Oil industry needs half a trillion dollars to endure price slump
At a time when the oil price is languishing at its lowest level in six years, producers need to find half a trillion dollars to repay debt. Some might not make it.
The number of oil and gas company bonds with yields of 10 percent or more, a sign of distress, tripled in the past year, leaving 168 firms in North America, Europe and Asia holding this debt, data compiled by Bloomberg show. The ratio of net debt to earnings is the highest in two decades. If oil stays at about $40 a barrel, the shakeout could be profound, according to Kimberley Wood, a partner for oil mergers and acquisitions at Norton Rose Fulbright LLP in London. West Texas Intermediate crude was up 4.5 percent to $40.32 a barrel at 10:51 a.m. in London.
"The look and shape of the oil industry would likely change over the next five to 10 years as companies emerge from this," Wood said. "If oil prices stay at these levels, the number of bankruptcies and distress deals will undoubtedly increase." Debt repayments will increase for the rest of the decade, with $72 billion maturing this year, about $85 billion in 2016 and $129 billion in 2017, according to BMI Research. A total of about $550 billion in bonds and loans are due for repayment over the next five years. US drillers account for 20 percent of the debt due in 2015, Chinese companies rank sec- ond with 12 percent and U.K. producers represent 9 percent.
In the U.S., the number of bonds yielding greater than 10 percent has increased more than fourfold to 80 over the past year, according to data compiled by Bloomberg. Twenty-six European oil companies have bonds in that category, including Gulf Keystone Petroleum Ltd. and EnQuest Plc.
Gulf Keystone can "satisfy all its obligations to both its contractors and creditors" after authorities in Kurdistan, where the company operates, committed to making monthly payments for crude exports from September, Chief Financial Officer Sami Zouari said in an e-mail.

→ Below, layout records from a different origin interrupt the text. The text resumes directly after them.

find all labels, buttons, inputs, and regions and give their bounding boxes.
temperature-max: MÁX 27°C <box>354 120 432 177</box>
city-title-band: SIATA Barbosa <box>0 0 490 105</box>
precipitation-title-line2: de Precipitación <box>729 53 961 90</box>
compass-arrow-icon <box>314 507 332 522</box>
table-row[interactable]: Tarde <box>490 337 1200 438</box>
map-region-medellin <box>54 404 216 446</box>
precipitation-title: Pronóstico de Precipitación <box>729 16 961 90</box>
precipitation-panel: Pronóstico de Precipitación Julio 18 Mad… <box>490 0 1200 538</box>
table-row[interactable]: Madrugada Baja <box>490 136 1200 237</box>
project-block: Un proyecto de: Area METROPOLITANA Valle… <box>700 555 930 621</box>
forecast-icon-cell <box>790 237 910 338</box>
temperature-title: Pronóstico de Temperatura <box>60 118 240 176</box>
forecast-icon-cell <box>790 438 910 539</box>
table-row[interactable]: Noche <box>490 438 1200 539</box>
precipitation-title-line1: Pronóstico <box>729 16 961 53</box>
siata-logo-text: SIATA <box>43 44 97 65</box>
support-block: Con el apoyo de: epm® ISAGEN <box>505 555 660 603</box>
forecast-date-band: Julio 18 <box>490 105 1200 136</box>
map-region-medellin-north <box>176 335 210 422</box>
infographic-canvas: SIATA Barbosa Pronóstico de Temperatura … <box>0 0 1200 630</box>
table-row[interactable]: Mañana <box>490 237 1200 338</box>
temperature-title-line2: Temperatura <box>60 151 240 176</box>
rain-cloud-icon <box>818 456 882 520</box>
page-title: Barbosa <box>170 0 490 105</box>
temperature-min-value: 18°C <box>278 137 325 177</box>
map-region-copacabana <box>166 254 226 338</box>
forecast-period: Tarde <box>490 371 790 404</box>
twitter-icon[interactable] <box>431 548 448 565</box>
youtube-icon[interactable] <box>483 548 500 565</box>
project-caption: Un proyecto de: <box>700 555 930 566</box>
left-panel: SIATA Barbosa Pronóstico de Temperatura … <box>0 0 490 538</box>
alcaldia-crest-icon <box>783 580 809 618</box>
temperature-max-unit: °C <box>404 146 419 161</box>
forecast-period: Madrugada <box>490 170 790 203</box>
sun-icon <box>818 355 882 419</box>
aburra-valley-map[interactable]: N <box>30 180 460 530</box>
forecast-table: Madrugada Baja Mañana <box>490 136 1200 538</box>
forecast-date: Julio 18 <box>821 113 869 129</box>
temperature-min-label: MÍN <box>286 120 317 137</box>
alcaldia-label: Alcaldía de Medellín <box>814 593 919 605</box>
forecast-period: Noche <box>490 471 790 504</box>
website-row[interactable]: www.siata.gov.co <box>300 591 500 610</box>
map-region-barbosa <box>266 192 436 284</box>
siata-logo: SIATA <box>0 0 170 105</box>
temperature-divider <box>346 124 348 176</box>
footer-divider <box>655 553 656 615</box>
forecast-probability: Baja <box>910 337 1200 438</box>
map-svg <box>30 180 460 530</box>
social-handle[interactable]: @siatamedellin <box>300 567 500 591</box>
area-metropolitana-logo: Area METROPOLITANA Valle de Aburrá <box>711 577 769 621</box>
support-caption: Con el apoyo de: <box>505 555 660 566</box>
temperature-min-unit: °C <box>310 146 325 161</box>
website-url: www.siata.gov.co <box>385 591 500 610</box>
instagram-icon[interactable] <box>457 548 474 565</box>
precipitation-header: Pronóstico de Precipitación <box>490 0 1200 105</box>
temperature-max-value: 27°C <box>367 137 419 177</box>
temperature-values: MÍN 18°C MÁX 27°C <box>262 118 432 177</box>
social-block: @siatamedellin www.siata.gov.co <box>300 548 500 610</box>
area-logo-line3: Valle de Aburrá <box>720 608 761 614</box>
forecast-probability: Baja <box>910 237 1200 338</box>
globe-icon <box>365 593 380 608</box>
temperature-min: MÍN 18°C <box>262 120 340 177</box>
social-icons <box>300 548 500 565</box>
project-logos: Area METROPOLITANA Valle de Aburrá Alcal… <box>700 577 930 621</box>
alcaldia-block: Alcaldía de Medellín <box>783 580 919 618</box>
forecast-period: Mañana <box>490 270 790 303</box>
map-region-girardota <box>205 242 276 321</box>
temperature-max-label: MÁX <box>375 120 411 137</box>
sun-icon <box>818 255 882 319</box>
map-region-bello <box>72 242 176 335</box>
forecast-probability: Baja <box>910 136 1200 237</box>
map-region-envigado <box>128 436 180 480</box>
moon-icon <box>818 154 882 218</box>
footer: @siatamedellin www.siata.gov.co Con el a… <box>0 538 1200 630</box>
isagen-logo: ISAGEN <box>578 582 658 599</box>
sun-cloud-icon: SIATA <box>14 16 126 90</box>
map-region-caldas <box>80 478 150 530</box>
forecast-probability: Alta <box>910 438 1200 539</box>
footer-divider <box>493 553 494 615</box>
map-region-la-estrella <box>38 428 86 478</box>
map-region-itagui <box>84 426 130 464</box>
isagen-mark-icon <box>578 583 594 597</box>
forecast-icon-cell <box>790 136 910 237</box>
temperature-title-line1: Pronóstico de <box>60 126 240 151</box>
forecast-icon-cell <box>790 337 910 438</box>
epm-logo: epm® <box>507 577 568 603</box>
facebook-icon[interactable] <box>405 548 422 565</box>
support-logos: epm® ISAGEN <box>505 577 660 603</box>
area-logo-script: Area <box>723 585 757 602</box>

An EnQuest spokesman declined to com- ment. Slumping crude prices are diminishing the value of oil reserves and reducing borrowing power, even as pressure builds to find replacement fields.
Some earnings metrics are already breaching the lows of the 2008 financial crisis. The profit margin for the 108member MSCI World Energy Sector Index, which includes Exxon Mobil Corp. and Chevron Corp., is the lowest since at least 1995, the earliest for when data is available.
"There are several credits which simply won't be able to refinance and extend maturities and they may need to raise additional equity," said Eirik Rohmesmo, a credit analyst at Clarksons Platou Securities AS in Oslo. "The question is: would they be able to do that with debt at these levels?"
Some U.S. producers gained breathing space by leveraging their low-cost assets to raise funds earlier this year and repay debt, Goldman Sachs Group Inc. wrote in a Aug. 6 report. This helped companies shore up their capital and reduce debt-servicing costs. That may no longer be an option because energy companies have been the worst performers in the past year among 10 industry groups in the MSCI World Index.
Credit-rating downgrades are putting additional strain on the ability of oil companies to raise money cheaply. Standard & Poor's cut the rating of Eni SpA, Italy's biggest oil company, in April, while Moody's Investors Service downgraded Tullow Oil Plc's debt in March. Spokesmen for Eni and Tullow declined to comment.
The biggest companies, with global portfolios that span oil fields to refineries, will probably emerge largely intact from the slump, Norton Rose's Wood said. Smaller players, dependent on fewer assets, could have problems, she said.
"Clearly, those companies with debt to pay will have one eye firmly on oil prices," said Christopher Haines, a senior oil and gas analyst at BMI in London. "With revenues collapsing and debt soon to mature, a growing number of companies may find themselves unable to meet repayment schedules."